Scientific classification
- Kingdom: Animalia
- Phylum: Chordata
- Class: Aves
- Order: Passeriformes
- Family: Icteridae
- Genus: Icterus
- Species: I. mesomelas
- Binomial name: Icterus mesomelas (Wagler, 1829)

= Yellow-tailed oriole =

- Genus: Icterus
- Species: mesomelas
- Authority: (Wagler, 1829)
- Conservation status: LC

Species of bird

The yellow-tailed oriole (Icterus mesomelas) is a passerine bird in the New World family Icteridae. It breeds from southern Mexico to western Peru and northwestern Venezuela; in Peru it also lives in a river valley corridor.

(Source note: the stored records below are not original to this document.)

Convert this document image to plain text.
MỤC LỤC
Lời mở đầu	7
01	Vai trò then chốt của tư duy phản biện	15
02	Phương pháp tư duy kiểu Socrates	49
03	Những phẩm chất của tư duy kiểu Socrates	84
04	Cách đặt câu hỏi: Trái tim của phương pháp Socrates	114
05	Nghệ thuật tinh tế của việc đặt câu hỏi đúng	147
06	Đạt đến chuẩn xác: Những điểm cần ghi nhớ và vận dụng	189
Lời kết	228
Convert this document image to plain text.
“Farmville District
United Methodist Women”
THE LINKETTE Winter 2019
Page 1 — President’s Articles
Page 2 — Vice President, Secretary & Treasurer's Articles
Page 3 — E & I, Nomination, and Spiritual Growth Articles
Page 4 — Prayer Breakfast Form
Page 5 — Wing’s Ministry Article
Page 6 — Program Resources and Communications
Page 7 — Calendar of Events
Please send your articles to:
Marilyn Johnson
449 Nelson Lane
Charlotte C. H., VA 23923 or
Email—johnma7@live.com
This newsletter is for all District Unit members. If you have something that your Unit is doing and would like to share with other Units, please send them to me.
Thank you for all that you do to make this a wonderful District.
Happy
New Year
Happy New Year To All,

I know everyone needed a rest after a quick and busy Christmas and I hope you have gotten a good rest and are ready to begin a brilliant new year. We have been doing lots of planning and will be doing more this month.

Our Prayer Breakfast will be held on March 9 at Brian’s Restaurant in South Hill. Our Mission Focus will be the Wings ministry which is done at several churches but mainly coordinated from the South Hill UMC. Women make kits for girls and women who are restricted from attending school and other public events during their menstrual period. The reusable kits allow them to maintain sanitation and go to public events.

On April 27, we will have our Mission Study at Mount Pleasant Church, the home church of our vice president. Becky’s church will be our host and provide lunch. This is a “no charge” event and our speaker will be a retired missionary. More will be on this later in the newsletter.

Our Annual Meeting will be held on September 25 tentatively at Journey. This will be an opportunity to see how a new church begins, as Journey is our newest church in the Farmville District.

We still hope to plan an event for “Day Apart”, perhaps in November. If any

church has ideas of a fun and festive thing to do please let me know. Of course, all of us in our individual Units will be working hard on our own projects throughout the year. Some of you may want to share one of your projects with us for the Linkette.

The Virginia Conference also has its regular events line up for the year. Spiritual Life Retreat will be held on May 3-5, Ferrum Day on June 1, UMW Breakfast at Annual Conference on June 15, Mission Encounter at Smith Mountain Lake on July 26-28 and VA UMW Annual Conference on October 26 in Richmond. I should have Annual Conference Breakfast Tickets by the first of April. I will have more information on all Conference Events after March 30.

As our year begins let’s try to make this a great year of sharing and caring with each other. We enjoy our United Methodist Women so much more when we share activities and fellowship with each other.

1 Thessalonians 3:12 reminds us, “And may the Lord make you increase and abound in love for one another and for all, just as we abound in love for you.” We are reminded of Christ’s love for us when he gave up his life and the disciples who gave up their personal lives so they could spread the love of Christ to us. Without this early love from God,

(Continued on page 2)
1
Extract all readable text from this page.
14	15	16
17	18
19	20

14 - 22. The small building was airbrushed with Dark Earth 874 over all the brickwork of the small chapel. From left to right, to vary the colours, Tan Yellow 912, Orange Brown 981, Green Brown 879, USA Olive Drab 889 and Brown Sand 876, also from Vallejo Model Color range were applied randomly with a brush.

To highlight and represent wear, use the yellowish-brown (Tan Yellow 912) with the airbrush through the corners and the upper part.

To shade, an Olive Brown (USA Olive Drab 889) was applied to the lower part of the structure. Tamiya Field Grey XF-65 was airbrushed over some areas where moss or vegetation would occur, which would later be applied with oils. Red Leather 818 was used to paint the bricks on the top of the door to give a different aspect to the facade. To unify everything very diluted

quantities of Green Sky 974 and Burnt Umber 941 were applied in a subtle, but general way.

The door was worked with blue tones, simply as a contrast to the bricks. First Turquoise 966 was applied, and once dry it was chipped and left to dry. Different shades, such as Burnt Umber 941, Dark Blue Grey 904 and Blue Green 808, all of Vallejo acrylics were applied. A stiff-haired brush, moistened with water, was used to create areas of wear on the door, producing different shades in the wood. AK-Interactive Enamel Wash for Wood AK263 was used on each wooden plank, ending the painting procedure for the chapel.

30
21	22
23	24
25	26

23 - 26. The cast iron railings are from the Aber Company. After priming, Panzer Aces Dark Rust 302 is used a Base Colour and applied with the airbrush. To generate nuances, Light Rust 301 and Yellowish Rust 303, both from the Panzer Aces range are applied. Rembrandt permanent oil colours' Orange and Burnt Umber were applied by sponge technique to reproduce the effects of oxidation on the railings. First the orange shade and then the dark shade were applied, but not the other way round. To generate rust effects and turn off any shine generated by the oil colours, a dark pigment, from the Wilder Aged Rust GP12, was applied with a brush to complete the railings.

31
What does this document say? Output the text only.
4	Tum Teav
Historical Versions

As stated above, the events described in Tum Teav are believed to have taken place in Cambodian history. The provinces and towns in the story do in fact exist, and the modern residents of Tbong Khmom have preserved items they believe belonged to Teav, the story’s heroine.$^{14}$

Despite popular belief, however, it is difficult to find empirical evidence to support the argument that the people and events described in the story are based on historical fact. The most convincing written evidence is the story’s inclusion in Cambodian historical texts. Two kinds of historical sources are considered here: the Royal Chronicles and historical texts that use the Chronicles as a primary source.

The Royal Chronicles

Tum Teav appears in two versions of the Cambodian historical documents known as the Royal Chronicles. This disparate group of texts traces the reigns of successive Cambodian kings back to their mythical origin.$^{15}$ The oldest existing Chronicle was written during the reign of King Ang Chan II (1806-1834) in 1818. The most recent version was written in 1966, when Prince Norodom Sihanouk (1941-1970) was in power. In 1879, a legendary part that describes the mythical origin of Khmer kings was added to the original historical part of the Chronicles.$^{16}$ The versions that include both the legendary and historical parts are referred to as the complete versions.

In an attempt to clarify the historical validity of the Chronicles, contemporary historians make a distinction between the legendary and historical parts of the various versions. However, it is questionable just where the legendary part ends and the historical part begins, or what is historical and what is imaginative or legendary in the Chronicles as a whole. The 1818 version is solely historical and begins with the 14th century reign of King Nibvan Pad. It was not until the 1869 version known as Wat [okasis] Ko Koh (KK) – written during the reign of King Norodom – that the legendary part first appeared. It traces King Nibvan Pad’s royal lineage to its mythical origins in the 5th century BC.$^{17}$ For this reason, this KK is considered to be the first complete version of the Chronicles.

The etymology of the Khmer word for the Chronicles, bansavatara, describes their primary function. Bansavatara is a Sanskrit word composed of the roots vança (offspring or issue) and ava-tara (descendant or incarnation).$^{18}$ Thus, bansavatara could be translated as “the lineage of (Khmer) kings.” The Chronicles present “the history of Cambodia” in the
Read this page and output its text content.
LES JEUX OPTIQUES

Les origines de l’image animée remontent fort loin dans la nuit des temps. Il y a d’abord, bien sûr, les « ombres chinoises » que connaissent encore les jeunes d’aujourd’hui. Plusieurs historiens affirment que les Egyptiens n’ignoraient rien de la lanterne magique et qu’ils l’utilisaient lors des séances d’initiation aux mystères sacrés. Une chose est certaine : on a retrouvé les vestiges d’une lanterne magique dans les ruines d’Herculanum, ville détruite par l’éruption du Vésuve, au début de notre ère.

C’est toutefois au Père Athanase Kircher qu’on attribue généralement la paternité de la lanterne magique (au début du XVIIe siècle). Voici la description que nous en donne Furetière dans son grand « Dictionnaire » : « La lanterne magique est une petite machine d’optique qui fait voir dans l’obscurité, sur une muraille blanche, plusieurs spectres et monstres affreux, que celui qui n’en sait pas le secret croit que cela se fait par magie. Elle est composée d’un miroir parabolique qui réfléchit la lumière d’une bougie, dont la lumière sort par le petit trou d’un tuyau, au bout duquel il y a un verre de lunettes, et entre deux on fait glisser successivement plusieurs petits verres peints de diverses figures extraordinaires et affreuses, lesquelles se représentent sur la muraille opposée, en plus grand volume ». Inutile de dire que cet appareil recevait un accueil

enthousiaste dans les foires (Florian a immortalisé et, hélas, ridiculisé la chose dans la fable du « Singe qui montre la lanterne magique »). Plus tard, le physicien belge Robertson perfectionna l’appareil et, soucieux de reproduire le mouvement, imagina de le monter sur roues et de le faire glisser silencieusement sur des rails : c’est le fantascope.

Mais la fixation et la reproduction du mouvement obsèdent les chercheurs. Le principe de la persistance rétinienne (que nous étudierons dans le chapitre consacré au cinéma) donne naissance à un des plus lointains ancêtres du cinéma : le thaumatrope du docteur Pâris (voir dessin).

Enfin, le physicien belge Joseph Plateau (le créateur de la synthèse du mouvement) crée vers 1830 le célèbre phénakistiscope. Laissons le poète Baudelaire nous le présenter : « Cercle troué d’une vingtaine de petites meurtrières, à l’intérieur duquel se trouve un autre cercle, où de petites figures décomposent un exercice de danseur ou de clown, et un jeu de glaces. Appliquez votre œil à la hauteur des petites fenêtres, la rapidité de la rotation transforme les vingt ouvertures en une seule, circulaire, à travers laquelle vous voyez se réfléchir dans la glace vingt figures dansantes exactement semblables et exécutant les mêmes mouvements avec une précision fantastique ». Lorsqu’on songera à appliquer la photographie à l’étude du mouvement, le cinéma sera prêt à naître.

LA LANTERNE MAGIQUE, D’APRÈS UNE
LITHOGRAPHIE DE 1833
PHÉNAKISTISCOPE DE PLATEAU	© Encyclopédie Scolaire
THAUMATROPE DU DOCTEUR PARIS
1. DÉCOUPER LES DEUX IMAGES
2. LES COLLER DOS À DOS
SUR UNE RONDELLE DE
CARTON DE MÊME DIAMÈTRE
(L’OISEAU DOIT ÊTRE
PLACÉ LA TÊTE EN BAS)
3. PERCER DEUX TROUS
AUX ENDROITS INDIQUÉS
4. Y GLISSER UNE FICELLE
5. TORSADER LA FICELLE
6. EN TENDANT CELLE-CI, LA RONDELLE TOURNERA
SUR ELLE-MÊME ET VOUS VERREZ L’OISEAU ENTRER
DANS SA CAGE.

The yellow-tailed oriole is 22–23 cm long and weighs 70 g. It is mainly yellow with a black back, lower face and upper breast. The wings are black with yellow epaulets. The tail, seen from above, is black with yellow margins; from below, it appears almost entirely yellow. This is the only oriole with prominent yellow in the tail, hence the species' name. The sexes are similar, but young birds have the black on the back and tail replaced with olive-green.

There are four subspecies:
- Icterus mesomelas mesomelas – (Wagler, 1829): nominate, found from Mexico to Honduras, has yellow fringes to the tertials
- Icterus mesomelas salvinii – Cassin, 1867: found in the Caribbean lowlands of Nicaragua and Costa Rica, has no yellow fringes to the tertials and is more orange than the nominate race
- Icterus mesomelas carrikeri – Todd, 1917: found in Panama, Colombia and northwestern Venezuela, is like salvinii, but less orange and smaller-billed
- Icterus mesomelas taczanowskiis – Ridgway, 1901: found in Pacific South America from Ecuador to western Peru, has white fringes to the tertials

The calls of this species include a chick and a weechaw. The song is a melodic repetition of rich whistles, chuck, chuck-yeeaow. It is often given as a duet, with the female's response following or overlapping the male's longer phrases.

This large oriole inhabits dense thickets, often with vines, Heliconias and similar dense growths, in swampy lowlands. The birds forage in pairs or small groups in denser vegetation than most orioles, mainly feeding on insects, although they will also take nectar and certain fruits such as gumbo-limbo (Bursera simaruba).

It builds a deep but thin cup nest 2 m high in a thorny scrub by a stream. It lays three dark-blotched white eggs, which hatch in 13 days with a further 14 days to fledging.

The yellow-tailed oriole is fairly common except in Peru and Venezuela, but is reducing in numbers in parts of its range because of persecution by the cage-bird trade; this species is valued for both its appearance and its beautiful song.